Yes, there are, or were, skeptics amongst tennis players disregarding the power of superstition as an element enhancing performance. Andy Murray was one of them and often would refer to the use of superstitions linked to ritual behavior as “hogwash.” Ultimately, even Murray started to shift his thinking and now is on the side of superstition. Now, he will practice at the same time of the day and during Wimbledon, he would warm up on the same court. It may be difficult to say affirmatively that this change in Murray’s approach was the key missing ingredient in his success, but now he is the fourth highest ranked player in the world and believes that luck is on his side. Science seems to support Murray’s claim to luck being on his side and aiding his success.

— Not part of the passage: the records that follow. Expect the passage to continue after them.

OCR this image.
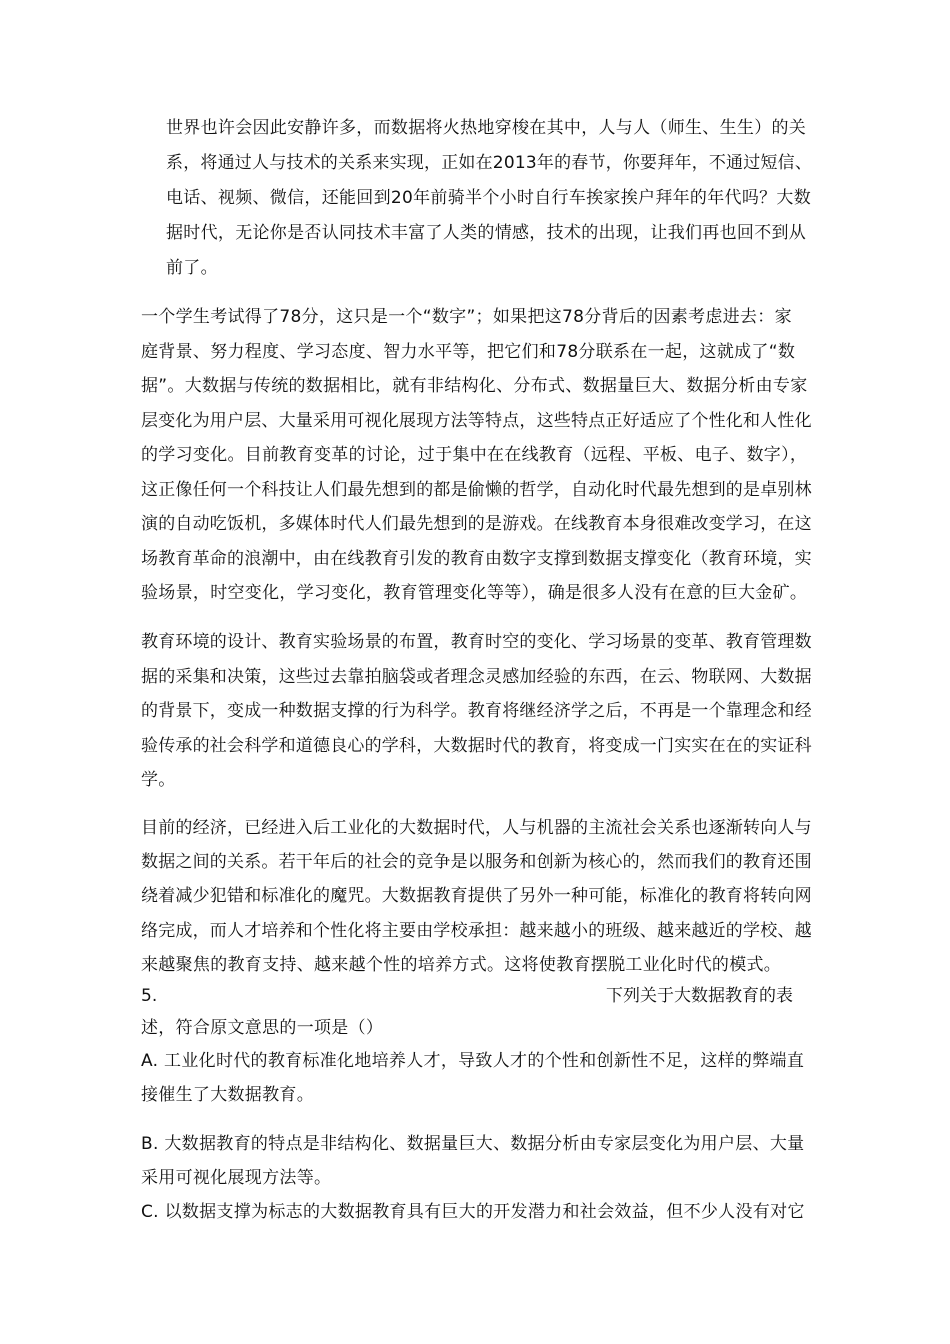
世界也许会因此安静许多，而数据将火热地穿梭在其中，人与人（师生、生生）的关
系，将通过人与技术的关系来实现，正如在2013年的春节，你要拜年，不通过短信、
电话、视频、微信，还能回到20年前骑半个小时自行车挨家挨户拜年的年代吗？大数
据时代，无论你是否认同技术丰富了人类的情感，技术的出现，让我们再也回不到从
前了。
一个学生考试得了78分，这只是一个“数字”；如果把这78分背后的因素考虑进去：家
庭背景、努力程度、学习态度、智力水平等，把它们和78分联系在一起，这就成了“数
据”。大数据与传统的数据相比，就有非结构化、分布式、数据量巨大、数据分析由专家
层变化为用户层、大量采用可视化展现方法等特点，这些特点正好适应了个性化和人性化
的学习变化。目前教育变革的讨论，过于集中在在线教育（远程、平板、电子、数字），
这正像任何一个科技让人们最先想到的都是偷懒的哲学，自动化时代最先想到的是卓别林
演的自动吃饭机，多媒体时代人们最先想到的是游戏。在线教育本身很难改变学习，在这
场教育革命的浪潮中，由在线教育引发的教育由数字支撑到数据支撑变化（教育环境，实
验场景，时空变化，学习变化，教育管理变化等等），确是很多人没有在意的巨大金矿。
教育环境的设计、教育实验场景的布置，教育时空的变化、学习场景的变革、教育管理数
据的采集和决策，这些过去靠拍脑袋或者理念灵感加经验的东西，在云、物联网、大数据
的背景下，变成一种数据支撑的行为科学。教育将继经济学之后，不再是一个靠理念和经
验传承的社会科学和道德良心的学科，大数据时代的教育，将变成一门实实在在的实证科
学。
目前的经济，已经进入后工业化的大数据时代，人与机器的主流社会关系也逐渐转向人与
数据之间的关系。若干年后的社会的竞争是以服务和创新为核心的，然而我们的教育还围
绕着减少犯错和标准化的魔咒。大数据教育提供了另外一种可能，标准化的教育将转向网
络完成，而人才培养和个性化将主要由学校承担：越来越小的班级、越来越近的学校、越
来越聚焦的教育支持、越来越个性的培养方式。这将使教育摆脱工业化时代的模式。
5.	下列关于大数据教育的表
述，符合原文意思的一项是（）
A. 工业化时代的教育标准化地培养人才，导致人才的个性和创新性不足，这样的弊端直
接催生了大数据教育。
B. 大数据教育的特点是非结构化、数据量巨大、数据分析由专家层变化为用户层、大量
采用可视化展现方法等。
C. 以数据支撑为标志的大数据教育具有巨大的开发潜力和社会效益，但不少人没有对它
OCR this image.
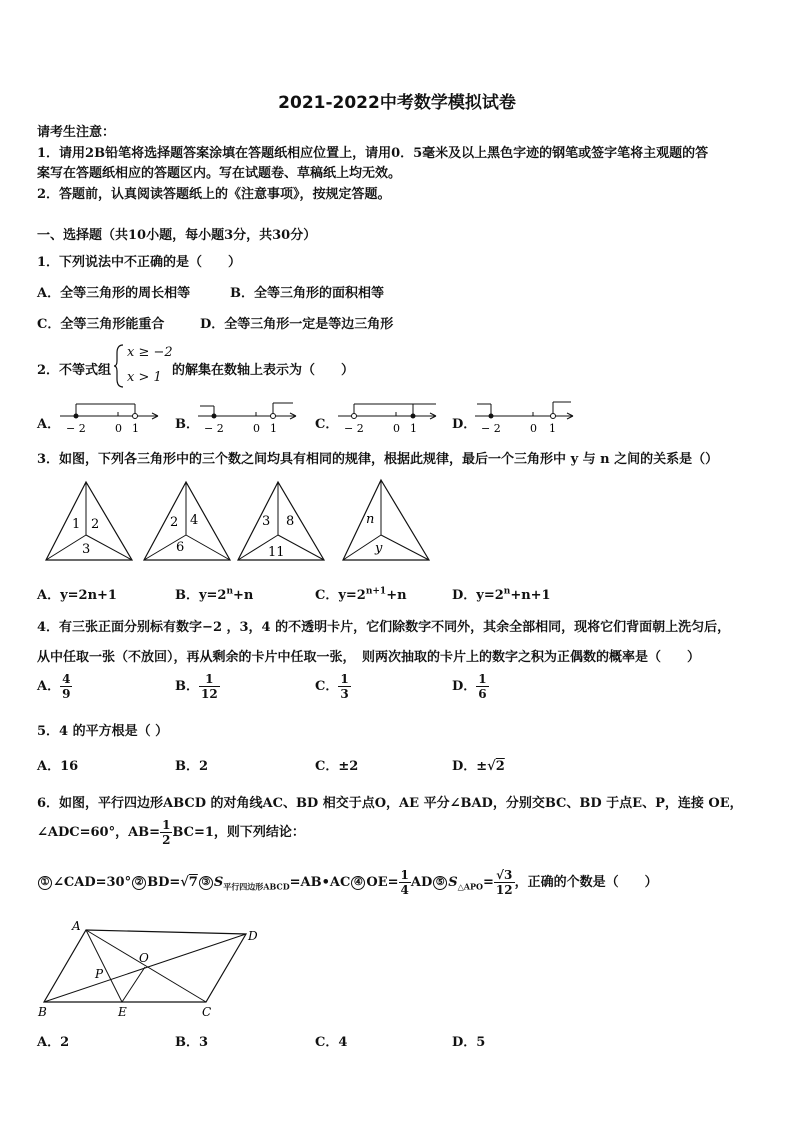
2021-2022中考数学模拟试卷
请考生注意：
1．请用2B铅笔将选择题答案涂填在答题纸相应位置上，请用0．5毫米及以上黑色字迹的钢笔或签字笔将主观题的答
案写在答题纸相应的答题区内。写在试题卷、草稿纸上均无效。
2．答题前，认真阅读答题纸上的《注意事项》，按规定答题。
一、选择题（共10小题，每小题3分，共30分）
1．下列说法中不正确的是（　　）
A．全等三角形的周长相等	B．全等三角形的面积相等
C．全等三角形能重合	D．全等三角形一定是等边三角形
2．不等式组
x ≥ −2
x > 1 的解集在数轴上表示为（　　）
A． − 2	0 1	B． − 2	0 1	C． − 2	0 1	D． − 2	0 1
3．如图，下列各三角形中的三个数之间均具有相同的规律，根据此规律，最后一个三角形中 y 与 n 之间的关系是（）
1 2
3
2 4
6
3 8
11
n
y
A．y=2n+1	B．$y=2^n+n$	C．$y=2^{n+1}+n$	D．$y=2^n+n+1$
4．有三张正面分别标有数字−2 ，3，4 的不透明卡片，它们除数字不同外，其余全部相同，现将它们背面朝上洗匀后，
从中任取一张（不放回），再从剩余的卡片中任取一张，　则两次抽取的卡片上的数字之积为正偶数的概率是（　　）
A． $\frac{4}{9}$	B． $\frac{1}{12}$	C． $\frac{1}{3}$	D． $\frac{1}{6}$
5．4 的平方根是（ ）
A．16	B．2	C．±2	D．±√2
6．如图，平行四边形ABCD 的对角线AC、BD 相交于点O，AE 平分∠BAD，分别交BC、BD 于点E、P，连接 OE，
∠ADC=60°，$AB= \frac{1}{2} BC=1$，则下列结论：
① ∠CAD=30° ② BD=√7 ③ $S_{平行四边形ABCD}=AB•AC$ ④ $OE= \frac{1}{4}$ AD ⑤ $S_{\triangle APO}= \frac{√3}{12}$ ，正确的个数是（　　）
A
D
B	C
O
P
E
A．2	B．3	C．4	D．5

A recent study at the University of Cologne, Germany suggests that the power of superstitions is real and can aid athletes’ performance. Competition can challenge a tennis player not only physically, but also mentally and any aspect of preparation that helps physically or mentally should not be left at the mercy of chance occurrence. It was Boris Becker who was heard saying that the top 200 players in the world can hit the tennis ball as well as he does, but what separates the top 10 from the rest of the field is the mind and its impact on the body. Boris Becker was very diligent and detailed with his superstitious routines in the name of “mind over body” philosophy. Becker and all other players state unequivocally that their routines, however silly they may be, help them relax, boost confidence and gain a sense of control.

I am a tennis player at the University of North Carolina – Wilmington; I am no different than Williams, Nadal, Becker, Djokovic, McEnroe or Martin. Just like them, I desire to win because I am in the business of winning. I train hard to get my body ready for all that each competition may bring and will leave nothing to chance. I will make sure that all is in place to bring peak performance to each and every match. My two bobby pins – thank you for not only holding my hair together, but also being the reassurance that all is in place for me to be the best I can be.